Dans la dernière année seulement, elle a pu ouvrir 62 nouvelles places qui sont déjà accessibles à des enfants et 114 autres verront le jour dans les prochains mois. Là-dessus, des projets qui dormaient depuis 2013 ont enfin débloqué, souligne-t-elle. 

« C’est clairement plus ensoleillé que l’an passé », confirme Geneviève Bélisle, de l’Association québécoise des CPE.

Garder les éducatrices

Le gros défi, c’est d’attirer et retenir les éducatrices, explique-t-elle. Et la bonne nouvelle, c’est que cette année, on a réussi à stabiliser le nombre de responsables en milieu familial. 

Depuis 2014, c’était la saignée. Année après année, le nombre de responsables qui quittaient le navire était plus grand que le nombre de nouvelles à créer une garderie.

« C’était catastrophique », résume le ministre de la Famille, Mathieu Lacombe, en entrevue avec Le Journal

« On ne perd plus de places en milieu familial. Vous ne pouvez pas soupçonner à quel point pour nous, ça vient complètement changer la donne. »

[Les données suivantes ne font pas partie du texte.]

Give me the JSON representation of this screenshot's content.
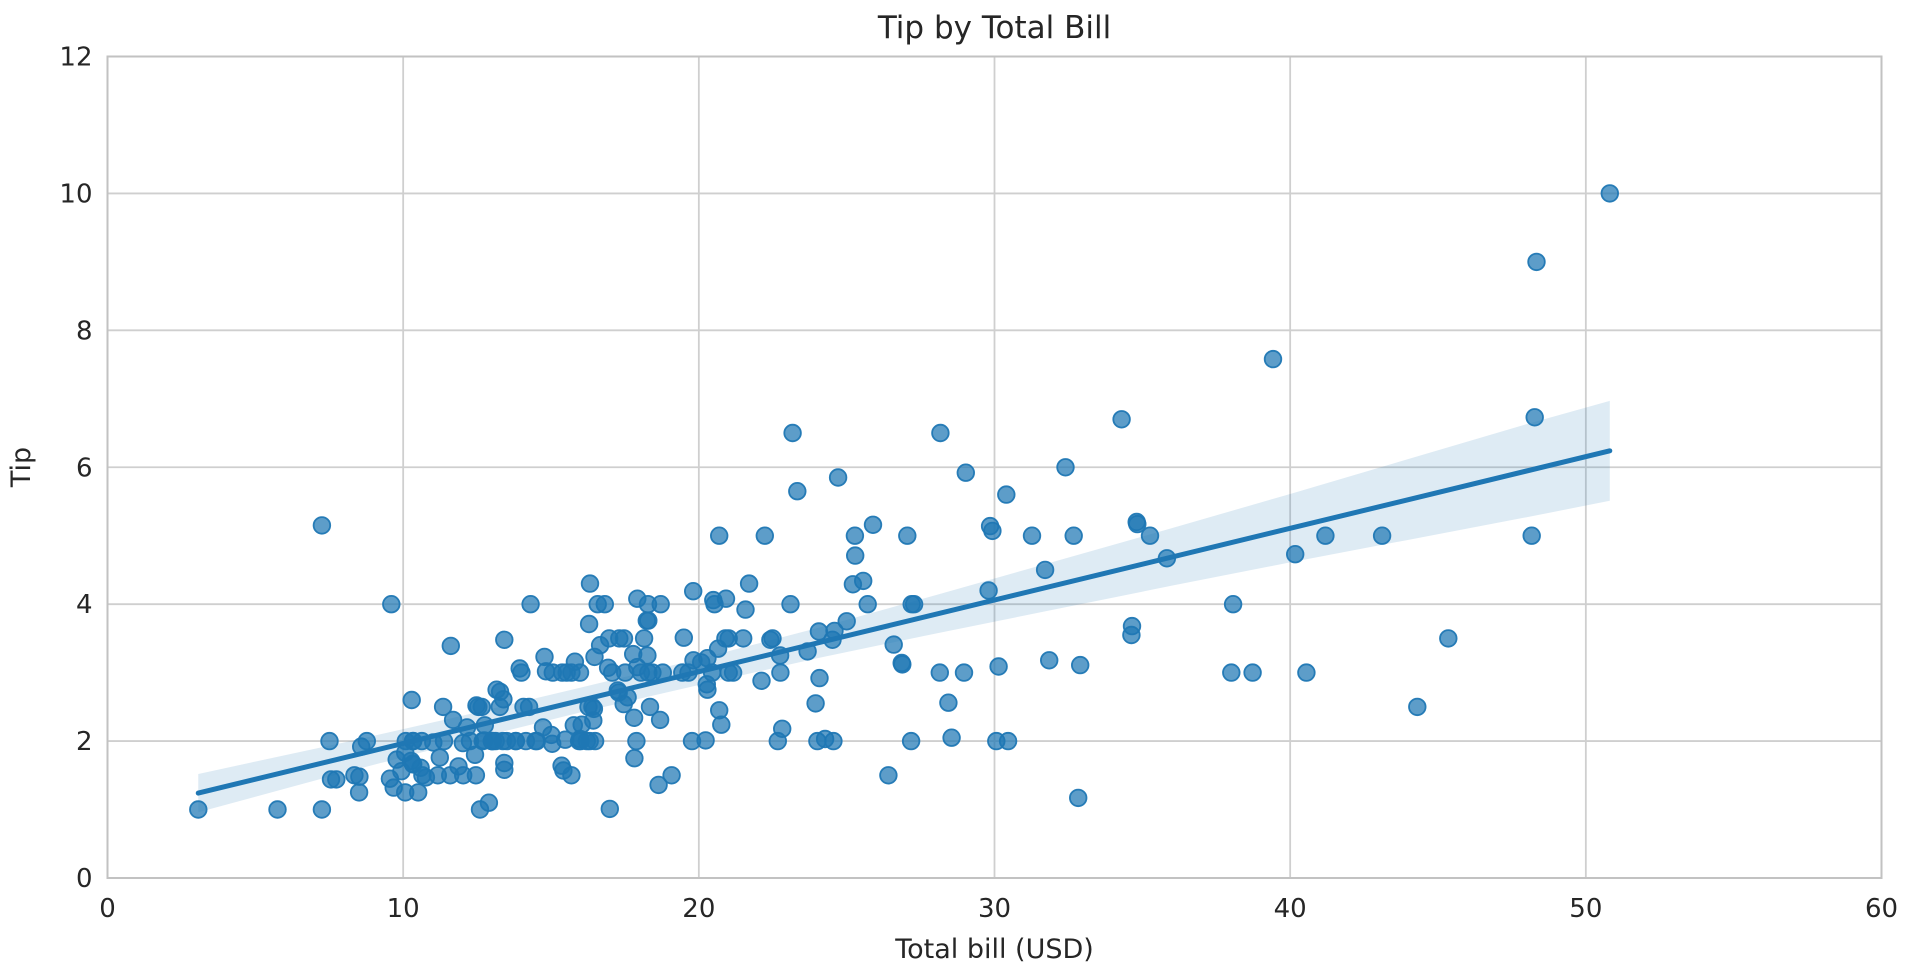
{
  "figure": {
    "background": "#ffffff"
  },
  "chart_data": {
    "type": "scatter",
    "title": "Tip by Total Bill",
    "xlabel": "Total bill (USD)",
    "ylabel": "Tip",
    "xlim": [
      0,
      60
    ],
    "ylim": [
      0,
      12
    ],
    "xticks": [
      0,
      10,
      20,
      30,
      40,
      50,
      60
    ],
    "yticks": [
      0,
      2,
      4,
      6,
      8,
      10,
      12
    ],
    "grid": true,
    "legend": null,
    "colors": {
      "marker": "#1f77b4",
      "marker_edge": "#1f77b4",
      "regression_line": "#1f77b4",
      "ci_band": "#1f77b4",
      "gridline": "#cfcfcf",
      "spine": "#c2c2c2",
      "text": "#262626"
    },
    "marker_fill_opacity": 0.72,
    "ci_band_opacity": 0.15,
    "regression": {
      "x1": 3.07,
      "y1": 1.24,
      "x2": 50.81,
      "y2": 6.24
    },
    "ci_band": {
      "x": [
        3.07,
        8.0,
        12.0,
        16.0,
        20.0,
        24.0,
        28.0,
        32.0,
        36.0,
        40.0,
        44.0,
        48.0,
        50.81
      ],
      "upper": [
        1.52,
        1.98,
        2.37,
        2.78,
        3.2,
        3.65,
        4.13,
        4.62,
        5.11,
        5.61,
        6.12,
        6.63,
        6.97
      ],
      "lower": [
        0.96,
        1.54,
        1.99,
        2.42,
        2.82,
        3.21,
        3.57,
        3.92,
        4.27,
        4.61,
        4.94,
        5.27,
        5.51
      ]
    },
    "points": [
      [
        16.99,
        1.01
      ],
      [
        10.34,
        1.66
      ],
      [
        21.01,
        3.5
      ],
      [
        23.68,
        3.31
      ],
      [
        24.59,
        3.61
      ],
      [
        25.29,
        4.71
      ],
      [
        8.77,
        2.0
      ],
      [
        26.88,
        3.12
      ],
      [
        15.04,
        1.96
      ],
      [
        14.78,
        3.23
      ],
      [
        10.27,
        1.71
      ],
      [
        35.26,
        5.0
      ],
      [
        15.42,
        1.57
      ],
      [
        18.43,
        3.0
      ],
      [
        14.83,
        3.02
      ],
      [
        21.58,
        3.92
      ],
      [
        10.33,
        1.67
      ],
      [
        16.29,
        3.71
      ],
      [
        16.97,
        3.5
      ],
      [
        20.65,
        3.35
      ],
      [
        17.92,
        4.08
      ],
      [
        20.29,
        2.75
      ],
      [
        15.77,
        2.23
      ],
      [
        39.42,
        7.58
      ],
      [
        19.82,
        3.18
      ],
      [
        17.81,
        2.34
      ],
      [
        13.37,
        2.0
      ],
      [
        12.69,
        2.0
      ],
      [
        21.7,
        4.3
      ],
      [
        19.65,
        3.0
      ],
      [
        9.55,
        1.45
      ],
      [
        18.35,
        2.5
      ],
      [
        15.06,
        3.0
      ],
      [
        20.69,
        2.45
      ],
      [
        17.78,
        3.27
      ],
      [
        24.06,
        3.6
      ],
      [
        16.31,
        2.0
      ],
      [
        16.93,
        3.07
      ],
      [
        18.69,
        2.31
      ],
      [
        31.27,
        5.0
      ],
      [
        16.04,
        2.24
      ],
      [
        17.46,
        2.54
      ],
      [
        13.94,
        3.06
      ],
      [
        9.68,
        1.32
      ],
      [
        30.4,
        5.6
      ],
      [
        18.29,
        3.0
      ],
      [
        22.23,
        5.0
      ],
      [
        32.4,
        6.0
      ],
      [
        28.55,
        2.05
      ],
      [
        18.04,
        3.0
      ],
      [
        12.54,
        2.5
      ],
      [
        10.29,
        2.6
      ],
      [
        34.81,
        5.2
      ],
      [
        9.94,
        1.56
      ],
      [
        25.56,
        4.34
      ],
      [
        19.49,
        3.51
      ],
      [
        38.01,
        3.0
      ],
      [
        26.41,
        1.5
      ],
      [
        11.24,
        1.76
      ],
      [
        48.27,
        6.73
      ],
      [
        20.29,
        3.21
      ],
      [
        13.81,
        2.0
      ],
      [
        11.02,
        1.98
      ],
      [
        18.29,
        3.76
      ],
      [
        17.59,
        2.64
      ],
      [
        20.08,
        3.15
      ],
      [
        16.45,
        2.47
      ],
      [
        3.07,
        1.0
      ],
      [
        20.23,
        2.01
      ],
      [
        15.01,
        2.09
      ],
      [
        12.02,
        1.97
      ],
      [
        17.07,
        3.0
      ],
      [
        26.86,
        3.14
      ],
      [
        25.28,
        5.0
      ],
      [
        14.73,
        2.2
      ],
      [
        10.51,
        1.25
      ],
      [
        17.92,
        3.08
      ],
      [
        27.2,
        4.0
      ],
      [
        22.76,
        3.0
      ],
      [
        17.29,
        2.71
      ],
      [
        19.44,
        3.0
      ],
      [
        16.66,
        3.4
      ],
      [
        10.07,
        1.83
      ],
      [
        32.68,
        5.0
      ],
      [
        15.98,
        2.03
      ],
      [
        34.83,
        5.17
      ],
      [
        13.03,
        2.0
      ],
      [
        18.28,
        4.0
      ],
      [
        24.71,
        5.85
      ],
      [
        21.16,
        3.0
      ],
      [
        28.97,
        3.0
      ],
      [
        22.49,
        3.5
      ],
      [
        5.75,
        1.0
      ],
      [
        16.32,
        4.3
      ],
      [
        22.75,
        3.25
      ],
      [
        40.17,
        4.73
      ],
      [
        27.28,
        4.0
      ],
      [
        12.03,
        1.5
      ],
      [
        21.01,
        3.0
      ],
      [
        12.46,
        1.5
      ],
      [
        11.35,
        2.5
      ],
      [
        15.38,
        3.0
      ],
      [
        44.3,
        2.5
      ],
      [
        22.42,
        3.48
      ],
      [
        20.92,
        4.08
      ],
      [
        15.36,
        1.64
      ],
      [
        20.49,
        4.06
      ],
      [
        25.21,
        4.29
      ],
      [
        18.24,
        3.76
      ],
      [
        14.31,
        4.0
      ],
      [
        14.0,
        3.0
      ],
      [
        7.25,
        1.0
      ],
      [
        38.07,
        4.0
      ],
      [
        23.95,
        2.55
      ],
      [
        25.71,
        4.0
      ],
      [
        17.31,
        3.5
      ],
      [
        29.93,
        5.07
      ],
      [
        10.65,
        1.5
      ],
      [
        12.43,
        1.8
      ],
      [
        24.08,
        2.92
      ],
      [
        11.69,
        2.31
      ],
      [
        13.42,
        1.68
      ],
      [
        14.26,
        2.5
      ],
      [
        15.95,
        2.0
      ],
      [
        12.48,
        2.52
      ],
      [
        29.8,
        4.2
      ],
      [
        8.52,
        1.48
      ],
      [
        14.52,
        2.0
      ],
      [
        11.38,
        2.0
      ],
      [
        22.82,
        2.18
      ],
      [
        19.08,
        1.5
      ],
      [
        20.27,
        2.83
      ],
      [
        11.17,
        1.5
      ],
      [
        12.26,
        2.0
      ],
      [
        18.26,
        3.25
      ],
      [
        8.51,
        1.25
      ],
      [
        10.33,
        2.0
      ],
      [
        14.15,
        2.0
      ],
      [
        16.0,
        2.0
      ],
      [
        13.16,
        2.75
      ],
      [
        17.47,
        3.5
      ],
      [
        34.3,
        6.7
      ],
      [
        41.19,
        5.0
      ],
      [
        27.05,
        5.0
      ],
      [
        16.43,
        2.3
      ],
      [
        8.35,
        1.5
      ],
      [
        18.64,
        1.36
      ],
      [
        11.87,
        1.63
      ],
      [
        9.78,
        1.73
      ],
      [
        7.51,
        2.0
      ],
      [
        14.07,
        2.5
      ],
      [
        13.13,
        2.0
      ],
      [
        17.26,
        2.74
      ],
      [
        24.55,
        2.0
      ],
      [
        19.77,
        2.0
      ],
      [
        29.85,
        5.14
      ],
      [
        48.17,
        5.0
      ],
      [
        25.0,
        3.75
      ],
      [
        13.39,
        2.61
      ],
      [
        16.49,
        2.0
      ],
      [
        21.5,
        3.5
      ],
      [
        12.66,
        2.5
      ],
      [
        16.21,
        2.0
      ],
      [
        13.81,
        2.0
      ],
      [
        17.51,
        3.0
      ],
      [
        24.52,
        3.48
      ],
      [
        20.76,
        2.24
      ],
      [
        31.71,
        4.5
      ],
      [
        10.59,
        1.61
      ],
      [
        10.63,
        2.0
      ],
      [
        50.81,
        10.0
      ],
      [
        15.81,
        3.16
      ],
      [
        7.25,
        5.15
      ],
      [
        31.85,
        3.18
      ],
      [
        16.82,
        4.0
      ],
      [
        32.9,
        3.11
      ],
      [
        17.89,
        2.0
      ],
      [
        14.48,
        2.0
      ],
      [
        9.6,
        4.0
      ],
      [
        34.63,
        3.55
      ],
      [
        34.65,
        3.68
      ],
      [
        23.33,
        5.65
      ],
      [
        45.35,
        3.5
      ],
      [
        23.17,
        6.5
      ],
      [
        40.55,
        3.0
      ],
      [
        20.69,
        5.0
      ],
      [
        20.9,
        3.5
      ],
      [
        30.46,
        2.0
      ],
      [
        18.15,
        3.5
      ],
      [
        23.1,
        4.0
      ],
      [
        15.69,
        1.5
      ],
      [
        19.81,
        4.19
      ],
      [
        28.44,
        2.56
      ],
      [
        15.48,
        2.02
      ],
      [
        16.58,
        4.0
      ],
      [
        7.56,
        1.44
      ],
      [
        10.34,
        2.0
      ],
      [
        43.11,
        5.0
      ],
      [
        13.0,
        2.0
      ],
      [
        13.51,
        2.0
      ],
      [
        18.71,
        4.0
      ],
      [
        12.74,
        2.01
      ],
      [
        13.0,
        2.0
      ],
      [
        16.4,
        2.5
      ],
      [
        20.53,
        4.0
      ],
      [
        16.47,
        3.23
      ],
      [
        26.59,
        3.41
      ],
      [
        38.73,
        3.0
      ],
      [
        24.27,
        2.03
      ],
      [
        12.76,
        2.23
      ],
      [
        30.06,
        2.0
      ],
      [
        25.89,
        5.16
      ],
      [
        48.33,
        9.0
      ],
      [
        13.27,
        2.5
      ],
      [
        28.17,
        6.5
      ],
      [
        12.9,
        1.1
      ],
      [
        28.15,
        3.0
      ],
      [
        11.59,
        1.5
      ],
      [
        7.74,
        1.44
      ],
      [
        30.14,
        3.09
      ],
      [
        12.16,
        2.2
      ],
      [
        13.42,
        3.48
      ],
      [
        8.58,
        1.92
      ],
      [
        15.98,
        3.0
      ],
      [
        13.42,
        1.58
      ],
      [
        16.27,
        2.5
      ],
      [
        10.09,
        2.0
      ],
      [
        20.45,
        3.0
      ],
      [
        13.28,
        2.72
      ],
      [
        22.12,
        2.88
      ],
      [
        24.01,
        2.0
      ],
      [
        15.69,
        3.0
      ],
      [
        11.61,
        3.39
      ],
      [
        10.77,
        1.47
      ],
      [
        15.53,
        3.0
      ],
      [
        10.07,
        1.25
      ],
      [
        12.6,
        1.0
      ],
      [
        32.83,
        1.17
      ],
      [
        35.83,
        4.67
      ],
      [
        29.03,
        5.92
      ],
      [
        27.18,
        2.0
      ],
      [
        22.67,
        2.0
      ],
      [
        17.82,
        1.75
      ],
      [
        18.78,
        3.0
      ]
    ]
  }
}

« Tous les signaux sont au vert », affirme le ministre, qui se dit convaincu que son grand chantier pour que tous les enfants aient une place en garderie soit complété en 2024.

Ce sera long

« En un an, je ne crois pas que la situation se soit beaucoup améliorée sur le terrain », estime le directeur général de l’Association des garderies privées, Samir Alahmad.

Il faudra selon lui attendre encore un, deux, voire quatre ans avant que les places en développement puissent accueillir des enfants. 

« Mais ce sont de vraies places [...]. Ce ne sont pas des annonces bidon », assure-t-il.

« On sent que l’hémorragie est freinée, même si [le patient] n’est pas guéri », image la secrétaire-trésorière à la Fédération des intervenantes en petite enfance du Québec, Anne-Marie Bellerose.